Currently, the promising study results have led to luspatercept being used as an off-label treatment for these patients.
“I’ll disclose that this is an off-label use… there’s a drug called luspatercept, which has been effective in anemia in certain subtypes of myelodysplastic syndrome. [It] seems to work well in MF. And so, at our institution we have been putting a lot of [MF patients with anemia who are candidates for] JAK inhibition on a combination of ruxolitinib and Luspatercept,” notes Dr. Mangan.
Other Promising Treatment: Imetelstat, Pacritinib, and Momelotinib
Another first-in-its-class medication, Imetelstat works differently than Luspatercept. It inhibits telomerase, which is a naturally occurring enzyme that is active in proliferating cells but silent in mature, adult cells. It has been shown to aid in the development of many cancers, including MF. By inhibiting this enzyme, Imetelstat kills off malignant parent cells within the bone marrow which reduces the production of cancer cells.
“Imetelstat seems to be very promising, but it is currently [being tested] in clinical trials,” says Dr. Mangan. This means that it is also not yet FDA-approved for MF-related anemia.

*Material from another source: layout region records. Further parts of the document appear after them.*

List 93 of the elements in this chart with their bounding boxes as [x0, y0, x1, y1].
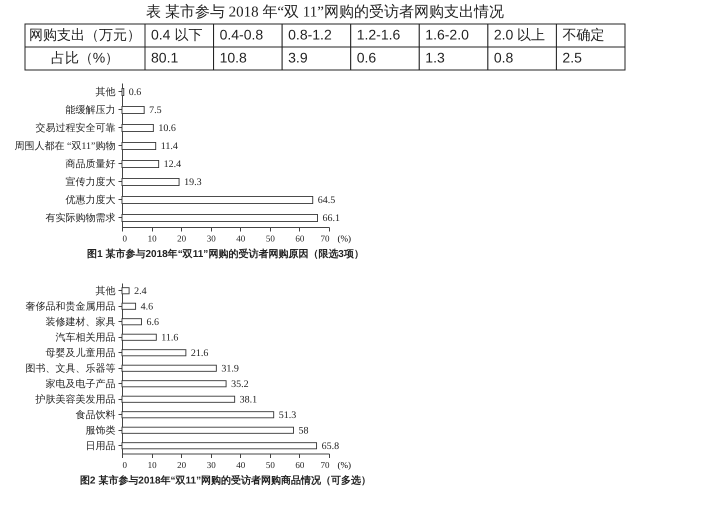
x-tick-label: 50 [266, 234, 276, 244]
bar [122, 302, 136, 310]
x-tick-label: 40 [236, 234, 246, 244]
text: 网购支出（万元） [29, 26, 141, 42]
data-label: 2.5 [562, 50, 582, 66]
y-tick-label: 其他 [96, 86, 116, 98]
x-tick-label: 10 [148, 234, 158, 244]
data-label: 66.1 [322, 213, 340, 224]
bar [122, 287, 130, 294]
text: 图1 某市参与2018年“双11”网购的受访者网购原因（限选3项） [87, 248, 364, 260]
bar [122, 106, 145, 114]
bar [122, 442, 318, 450]
bar [122, 124, 154, 132]
data-label: 0.6 [128, 87, 142, 98]
text: 表 某市参与 2018 年“双 11”网购的受访者网购支出情况 [146, 4, 504, 20]
bar [122, 349, 186, 356]
y-tick-label: 服饰类 [86, 424, 116, 436]
bar [122, 318, 142, 326]
data-label: 31.9 [221, 363, 239, 374]
y-tick-label: 图书、文具、乐器等 [26, 362, 116, 374]
category-label: 不确定 [562, 26, 604, 42]
x-tick-label: 40 [236, 460, 246, 470]
x-tick-label: 20 [177, 234, 187, 244]
y-tick-label: 商品质量好 [66, 158, 116, 170]
x-tick-label: 60 [295, 460, 305, 470]
category-label: 0.8-1.2 [288, 26, 332, 42]
data-label: 4.6 [140, 301, 154, 312]
bar [122, 380, 227, 388]
y-tick-label: 有实际购物需求 [46, 212, 116, 224]
category-label: 0.4 以下 [151, 26, 202, 42]
data-label: 38.1 [240, 394, 258, 406]
category-label: 1.2-1.6 [356, 26, 401, 42]
data-label: 11.6 [161, 332, 178, 344]
category-label: 2.0 以上 [494, 26, 546, 42]
x-tick-label: 0 [122, 234, 128, 244]
data-label: 0.6 [356, 50, 376, 66]
y-tick-label: 家电及电子产品 [46, 378, 116, 390]
bar [122, 196, 314, 204]
bar [122, 411, 274, 418]
x-tick-label: 0 [122, 460, 128, 470]
data-label: 51.3 [278, 410, 296, 421]
x-tick-label: 20 [177, 460, 187, 470]
y-tick-label: 护肤美容美发用品 [34, 393, 116, 406]
bar [122, 178, 180, 186]
data-label: 0.8 [494, 50, 514, 66]
y-tick-label: 食品饮料 [76, 408, 116, 421]
y-tick-label: 宣传力度大 [66, 176, 116, 188]
y-tick-label: 其他 [96, 284, 116, 297]
data-label: 19.3 [184, 177, 202, 188]
data-label: 58 [298, 425, 309, 436]
bar [122, 364, 217, 372]
data-label: 6.6 [146, 316, 160, 328]
bar [122, 426, 294, 434]
data-label: 3.9 [288, 50, 308, 66]
y-tick-label: 优惠力度大 [66, 194, 116, 206]
y-tick-label: 汽车相关用品 [56, 331, 116, 344]
category-label: 1.6-2.0 [425, 26, 470, 42]
data-label: 21.6 [190, 348, 208, 359]
data-label: 1.3 [425, 50, 445, 66]
x-tick-label: 70 [320, 234, 330, 244]
data-label: 80.1 [151, 50, 178, 66]
y-tick-label: 能缓解压力 [66, 104, 116, 116]
data-label: 10.8 [220, 50, 248, 66]
x-tick-label: 50 [266, 460, 276, 470]
data-label: 10.6 [158, 123, 176, 134]
bar [122, 396, 236, 403]
data-label: 12.4 [164, 159, 182, 170]
text: 图2 某市参与2018年“双11”网购的受访者网购商品情况（可多选） [80, 474, 372, 486]
data-label: 2.4 [134, 286, 147, 297]
y-tick-label: 日用品 [86, 440, 116, 452]
y-tick-label: 装修建材、家具 [46, 316, 116, 328]
text: 占比（%） [50, 50, 120, 66]
data-label: 7.5 [149, 105, 162, 116]
x-tick-label: 10 [148, 460, 158, 470]
x-axis-title: (%) [338, 234, 351, 244]
category-label: 0.4-0.8 [220, 26, 264, 42]
y-tick-label: 母婴及儿童用品 [46, 346, 116, 359]
data-label: 35.2 [231, 378, 249, 390]
x-tick-label: 30 [206, 460, 216, 470]
y-tick-label: 奢侈品和贵金属用品 [26, 300, 116, 312]
x-tick-label: 70 [320, 460, 330, 470]
x-axis-title: (%) [338, 460, 351, 470]
bar [122, 214, 318, 222]
data-label: 11.4 [160, 141, 178, 152]
bar [122, 160, 160, 168]
bar [122, 142, 156, 150]
x-tick-label: 60 [295, 234, 305, 244]
data-label: 65.8 [322, 440, 340, 452]
y-tick-label: 交易过程安全可靠 [36, 122, 116, 134]
y-tick-label: 周围人都在 “双11”购物 [14, 140, 116, 152]
bar [122, 334, 157, 341]
x-tick-label: 30 [206, 234, 216, 244]
data-label: 64.5 [318, 195, 336, 206]
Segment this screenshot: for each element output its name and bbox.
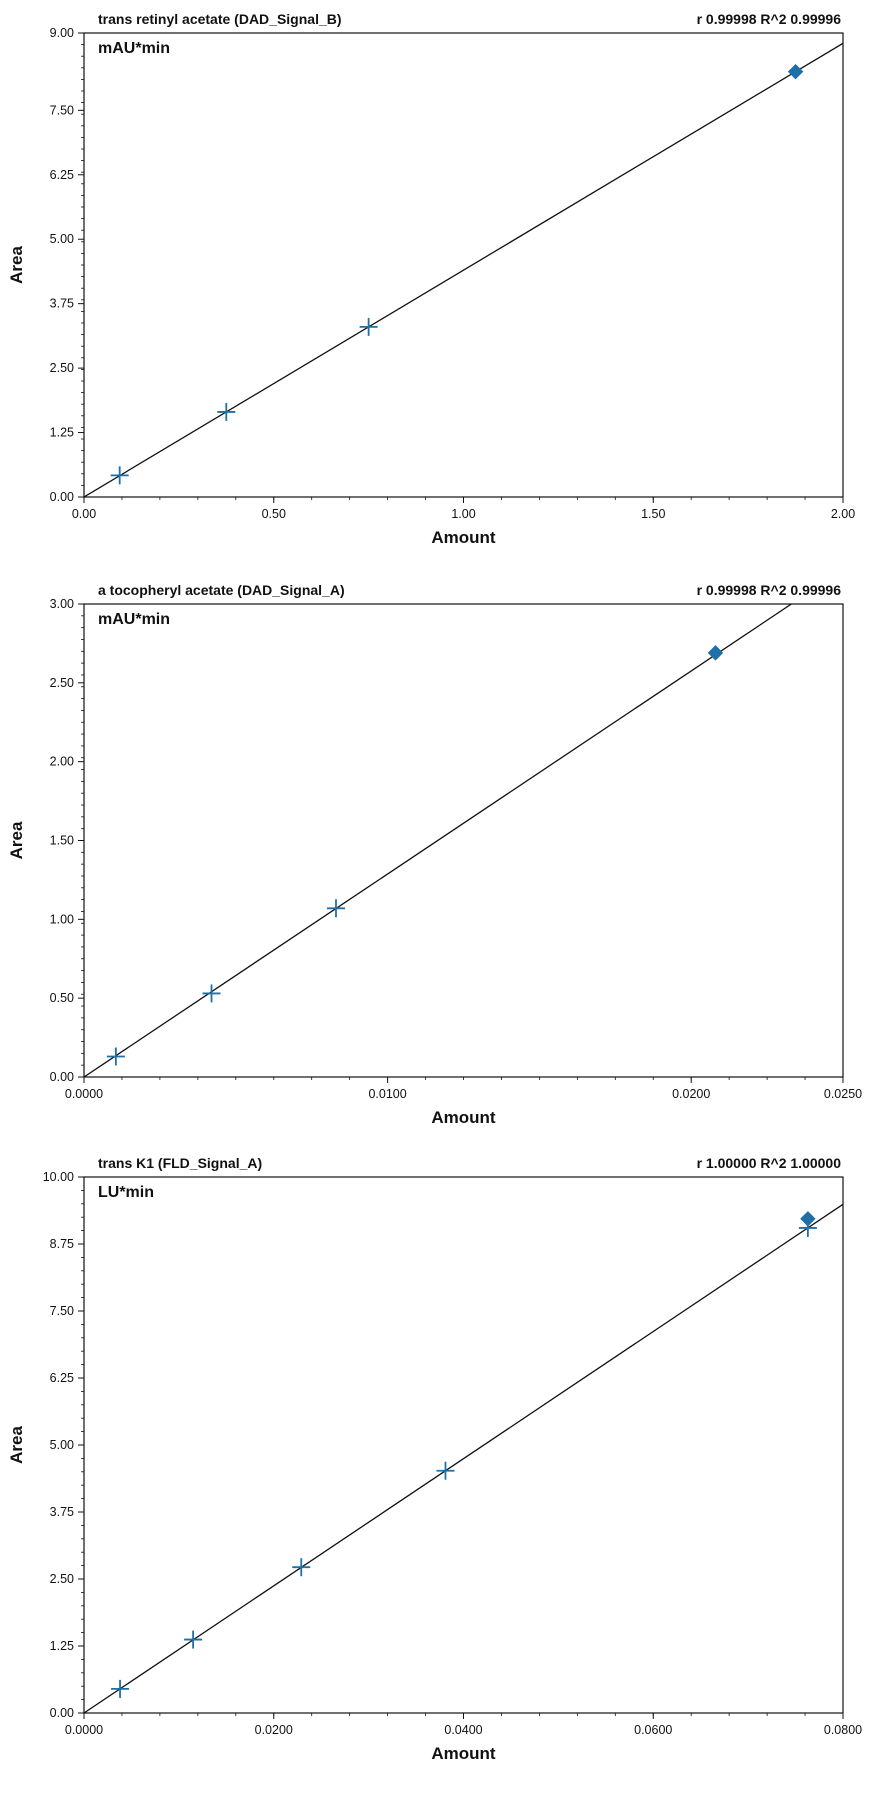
y-tick-label: 2.50 <box>50 676 74 690</box>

Pacritinib is an inhibitor of JAK2 and some other proteins. It has previously been FDA-approved for the treatment of MF patients with low platelet counts based on the results of a large-scale clinical trial. However, further analyses of this same study demonstrate the benefits of this medication for anemia alleviation, as measured by a decrease in the frequency of blood transfusions required by MF patients. Like the previous two medications, it has not yet been explicitly greenlit by the FDA for MF-associated anemia, however, it is being used as an off-label drug for MF patients with anemia in clinical practice.
Momelotinib is an investigational drug for myelofibrosis that is a strong inhibitor of three proteins, including JAK1, JAK2, and Activin A receptor, type I (ACVR1). Its combative actions against anemia are mainly achieved through ACVR1 inhibition. ACVR1 inhibition reduces the levels of activin-like kinase-2 (ALK2), which is a protein present on the outside surface of liver cells. This prevents the generation of a hormone called hepcidin. Hepcidin decreases how much iron is available for use by the body. Its levels are often elevated in MF patients. By lowering these levels, Momelotinib increases the circulating iron within the body, making it readily available for bone marrow cells. This leads to increased production of hemoglobin, an iron-containing protein, and RBCs alleviating the anemia. Momelotinib was studied in a large-scale clinical trial with positive results. It is currently under review by the FDA for use in clinical settings.
The Future Holds Even More Promise
Dr. Mangan expresses optimism that these experimental but promising treatments will soon become part of the standard of care for the treatment of anemia in MF patients.
“[Currently] these therapies are a little bit more on the clinical trial spectrum than standard-of-care spectrum. Although I think soon that’s [going to change], especially with luspatercept and migalastat,” Dr. Mangan concludes.